1) The first thing I see is wrong is that you aren't looking at the entire array. You're using < to stop before 8, but also stopping at 7, so you only evaluate array items 0 - 6.
2) If ct stands for count it's never reset (ct=0 only on declaration). Also it's assignment is this: a[flag]= ct; which overwrites your original data. It basically tracks the value of i.
This is my version I've just put together:
#define SZ 8
main()
{
int a[SZ]={2,0,0,0,3,0,0,9};
int i; //absolute position
int runningCount = 1; //because we start at array index 1 and not zero
for (i = 1; i <= SZ; i++) {
if (a[i - 1] == a[i]) //value same as one before it...
runningCount++;
else { // new value found. print last one, and the count of the last one.
printf("%d %d ", a[i - 1], runningCount);
runningCount = 1; //reset for next loop
}
}
return 0;
}
The output is 2 1 0 3 3 1 0 2 9 1
Ok based on the comment left below, your algorithm would actually look like this:
#define SZ 8
main()
{
int a[SZ]={2,0,0,0,3,0,0,9};
int i; //absolute position
int zero_count = 0; //target zeros specifically...
for (i = 0; i < SZ; i++) {
if (a[i] == 0)
zero_count++;
}
//now write it out in a bizarre, unparsable format again...
for (i = 0; i < SZ; i++) {
if (a[i] != 0) //write out all non zero values
printf("%d ", a[i]);
if (i == 0) { //this says put the zero count after the first number was printed
printf("%d 0 ", zero_count); //inserting it into a strange place in the array
}
}
return 0;
}
which outputs: 2 5 0 3 9
You need a <= in your for loop:
for(i=0;i<=7;i++)
instead of
for(i=0;i< 7;i++)
Otherwise you miss the last element.
All you appear to be doing is (a) counting the number of times 0 occurs in the array, and (b) replacing the first occurrence of 0 with that count.

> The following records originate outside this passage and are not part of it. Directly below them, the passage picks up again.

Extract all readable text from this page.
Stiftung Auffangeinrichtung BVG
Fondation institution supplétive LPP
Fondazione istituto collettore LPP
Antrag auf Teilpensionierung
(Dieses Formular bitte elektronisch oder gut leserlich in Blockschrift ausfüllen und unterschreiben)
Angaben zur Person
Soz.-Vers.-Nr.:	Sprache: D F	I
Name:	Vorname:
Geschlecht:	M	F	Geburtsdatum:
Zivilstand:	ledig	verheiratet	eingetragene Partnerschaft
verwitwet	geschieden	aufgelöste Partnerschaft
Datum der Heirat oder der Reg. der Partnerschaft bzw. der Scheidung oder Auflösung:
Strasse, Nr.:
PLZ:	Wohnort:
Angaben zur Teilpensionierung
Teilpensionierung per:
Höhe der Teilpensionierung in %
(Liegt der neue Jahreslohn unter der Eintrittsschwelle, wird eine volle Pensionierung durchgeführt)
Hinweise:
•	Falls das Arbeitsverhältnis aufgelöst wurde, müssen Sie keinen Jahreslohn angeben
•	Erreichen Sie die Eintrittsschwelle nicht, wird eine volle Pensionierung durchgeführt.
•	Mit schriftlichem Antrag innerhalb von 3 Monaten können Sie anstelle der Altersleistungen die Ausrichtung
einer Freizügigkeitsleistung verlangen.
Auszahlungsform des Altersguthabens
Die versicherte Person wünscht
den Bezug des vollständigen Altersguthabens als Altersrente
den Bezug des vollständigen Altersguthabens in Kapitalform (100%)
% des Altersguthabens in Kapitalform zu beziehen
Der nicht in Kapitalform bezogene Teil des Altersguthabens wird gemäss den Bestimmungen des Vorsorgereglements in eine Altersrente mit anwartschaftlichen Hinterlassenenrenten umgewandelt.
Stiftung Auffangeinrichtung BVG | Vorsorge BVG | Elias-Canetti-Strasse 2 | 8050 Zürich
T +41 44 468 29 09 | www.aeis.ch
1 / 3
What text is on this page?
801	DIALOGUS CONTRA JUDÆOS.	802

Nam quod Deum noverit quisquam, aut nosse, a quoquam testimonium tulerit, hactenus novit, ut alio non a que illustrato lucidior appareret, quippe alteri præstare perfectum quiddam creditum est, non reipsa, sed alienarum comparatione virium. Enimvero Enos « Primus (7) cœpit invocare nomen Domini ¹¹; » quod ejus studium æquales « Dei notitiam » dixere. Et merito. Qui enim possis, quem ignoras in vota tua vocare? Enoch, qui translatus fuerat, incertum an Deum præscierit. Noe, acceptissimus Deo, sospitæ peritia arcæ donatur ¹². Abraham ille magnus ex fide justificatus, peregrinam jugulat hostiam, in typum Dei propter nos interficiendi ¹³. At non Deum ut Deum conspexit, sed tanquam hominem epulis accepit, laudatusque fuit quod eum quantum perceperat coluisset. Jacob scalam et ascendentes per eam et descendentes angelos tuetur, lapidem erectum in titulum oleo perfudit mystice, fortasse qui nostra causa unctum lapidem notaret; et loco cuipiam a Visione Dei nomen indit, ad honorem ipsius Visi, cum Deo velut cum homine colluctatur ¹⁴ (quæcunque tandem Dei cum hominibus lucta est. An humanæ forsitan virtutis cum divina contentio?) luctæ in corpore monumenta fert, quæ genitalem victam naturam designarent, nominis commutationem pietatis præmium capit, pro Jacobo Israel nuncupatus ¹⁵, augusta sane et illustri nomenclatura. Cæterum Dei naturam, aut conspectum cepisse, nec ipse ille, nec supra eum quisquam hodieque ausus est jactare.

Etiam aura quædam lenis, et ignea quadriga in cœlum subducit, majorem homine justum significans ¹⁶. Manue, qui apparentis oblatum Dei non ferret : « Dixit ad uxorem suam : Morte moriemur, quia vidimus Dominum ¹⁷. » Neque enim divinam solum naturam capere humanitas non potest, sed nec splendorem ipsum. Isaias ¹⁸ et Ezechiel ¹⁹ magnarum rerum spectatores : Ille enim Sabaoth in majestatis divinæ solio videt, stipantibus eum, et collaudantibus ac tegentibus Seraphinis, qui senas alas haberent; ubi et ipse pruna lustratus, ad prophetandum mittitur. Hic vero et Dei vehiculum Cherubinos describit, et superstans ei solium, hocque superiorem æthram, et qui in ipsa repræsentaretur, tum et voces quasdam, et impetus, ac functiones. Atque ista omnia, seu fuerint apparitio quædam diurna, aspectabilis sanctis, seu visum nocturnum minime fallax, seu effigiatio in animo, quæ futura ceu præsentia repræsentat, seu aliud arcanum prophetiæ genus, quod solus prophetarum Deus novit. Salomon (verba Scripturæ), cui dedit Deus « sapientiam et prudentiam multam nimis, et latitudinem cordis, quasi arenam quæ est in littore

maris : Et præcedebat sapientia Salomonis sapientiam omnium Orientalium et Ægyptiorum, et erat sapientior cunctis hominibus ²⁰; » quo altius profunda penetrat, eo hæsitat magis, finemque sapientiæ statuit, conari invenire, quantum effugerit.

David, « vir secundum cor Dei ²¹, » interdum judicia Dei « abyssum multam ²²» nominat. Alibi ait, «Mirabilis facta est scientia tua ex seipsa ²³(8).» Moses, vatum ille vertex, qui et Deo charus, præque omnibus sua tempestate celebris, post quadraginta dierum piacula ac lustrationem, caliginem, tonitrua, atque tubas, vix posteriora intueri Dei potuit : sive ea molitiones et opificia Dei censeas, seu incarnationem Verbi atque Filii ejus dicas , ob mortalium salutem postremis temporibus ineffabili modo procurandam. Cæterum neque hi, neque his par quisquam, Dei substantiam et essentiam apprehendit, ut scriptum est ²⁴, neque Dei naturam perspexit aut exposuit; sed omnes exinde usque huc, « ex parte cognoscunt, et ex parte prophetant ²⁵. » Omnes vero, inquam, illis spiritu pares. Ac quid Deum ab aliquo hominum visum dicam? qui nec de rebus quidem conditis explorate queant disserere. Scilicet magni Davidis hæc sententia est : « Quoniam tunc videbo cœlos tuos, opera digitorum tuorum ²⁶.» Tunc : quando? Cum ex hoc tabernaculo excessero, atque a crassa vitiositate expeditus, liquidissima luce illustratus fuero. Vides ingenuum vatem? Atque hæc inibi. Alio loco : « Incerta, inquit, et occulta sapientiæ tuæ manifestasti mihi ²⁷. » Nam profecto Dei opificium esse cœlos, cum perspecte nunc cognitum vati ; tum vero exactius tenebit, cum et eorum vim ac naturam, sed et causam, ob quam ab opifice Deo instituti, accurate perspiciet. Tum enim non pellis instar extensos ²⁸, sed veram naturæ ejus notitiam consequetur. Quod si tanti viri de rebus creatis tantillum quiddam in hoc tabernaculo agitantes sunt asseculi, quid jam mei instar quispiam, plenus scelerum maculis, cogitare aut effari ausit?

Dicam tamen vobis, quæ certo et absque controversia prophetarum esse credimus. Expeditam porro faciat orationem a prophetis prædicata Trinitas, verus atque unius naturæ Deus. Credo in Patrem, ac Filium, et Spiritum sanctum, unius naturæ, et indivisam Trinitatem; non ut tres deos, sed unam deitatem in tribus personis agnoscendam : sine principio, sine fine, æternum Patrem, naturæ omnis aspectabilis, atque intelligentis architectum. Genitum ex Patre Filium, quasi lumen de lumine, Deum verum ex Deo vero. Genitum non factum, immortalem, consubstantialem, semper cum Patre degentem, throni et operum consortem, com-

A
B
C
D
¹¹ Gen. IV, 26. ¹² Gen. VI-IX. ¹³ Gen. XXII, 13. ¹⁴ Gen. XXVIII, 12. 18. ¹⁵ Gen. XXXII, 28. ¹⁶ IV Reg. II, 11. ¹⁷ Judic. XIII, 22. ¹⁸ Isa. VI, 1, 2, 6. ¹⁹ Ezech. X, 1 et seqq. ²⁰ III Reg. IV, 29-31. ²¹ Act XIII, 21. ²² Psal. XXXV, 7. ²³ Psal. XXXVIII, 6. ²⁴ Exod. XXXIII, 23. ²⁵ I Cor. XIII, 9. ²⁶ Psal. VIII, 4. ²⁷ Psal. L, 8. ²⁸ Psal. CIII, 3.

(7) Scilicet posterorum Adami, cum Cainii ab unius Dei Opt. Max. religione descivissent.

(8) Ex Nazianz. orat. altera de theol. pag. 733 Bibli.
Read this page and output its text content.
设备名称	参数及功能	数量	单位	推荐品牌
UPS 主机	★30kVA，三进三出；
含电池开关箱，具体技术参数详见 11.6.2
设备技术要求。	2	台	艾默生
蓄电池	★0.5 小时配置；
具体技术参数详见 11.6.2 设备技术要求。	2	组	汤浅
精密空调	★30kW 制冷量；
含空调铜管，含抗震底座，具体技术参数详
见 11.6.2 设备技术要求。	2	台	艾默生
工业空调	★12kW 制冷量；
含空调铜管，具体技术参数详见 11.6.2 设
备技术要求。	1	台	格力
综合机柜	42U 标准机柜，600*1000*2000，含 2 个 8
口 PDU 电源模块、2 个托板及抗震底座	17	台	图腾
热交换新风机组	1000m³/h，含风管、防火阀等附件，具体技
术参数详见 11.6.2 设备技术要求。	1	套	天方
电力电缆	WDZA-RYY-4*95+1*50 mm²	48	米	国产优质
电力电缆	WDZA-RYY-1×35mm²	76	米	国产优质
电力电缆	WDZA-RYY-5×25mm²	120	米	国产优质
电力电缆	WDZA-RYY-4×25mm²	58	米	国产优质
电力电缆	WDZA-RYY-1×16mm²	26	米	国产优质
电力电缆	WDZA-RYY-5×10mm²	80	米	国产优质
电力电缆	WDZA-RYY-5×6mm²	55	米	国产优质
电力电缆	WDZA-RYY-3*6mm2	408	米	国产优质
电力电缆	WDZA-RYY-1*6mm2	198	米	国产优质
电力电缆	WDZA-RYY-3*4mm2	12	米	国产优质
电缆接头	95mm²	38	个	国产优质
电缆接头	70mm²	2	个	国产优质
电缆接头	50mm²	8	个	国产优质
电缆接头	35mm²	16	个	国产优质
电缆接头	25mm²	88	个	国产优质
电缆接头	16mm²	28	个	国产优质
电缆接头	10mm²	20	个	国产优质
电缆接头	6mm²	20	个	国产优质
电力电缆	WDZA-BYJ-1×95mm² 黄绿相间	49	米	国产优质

It's not clear how this is meant to be a useful encoding.
In any case, you're not getting your desired result, at least in part, because you're only modifying one element of the array. I suspect what you want, or at least think you want, is to shift the non-zero elements of the array to the left as you encounter them.
What is the utility of compressing the array in the way you propose? Is some other piece of code going to have to reconstruct the original, and if so how do you expect to do so from your desired result?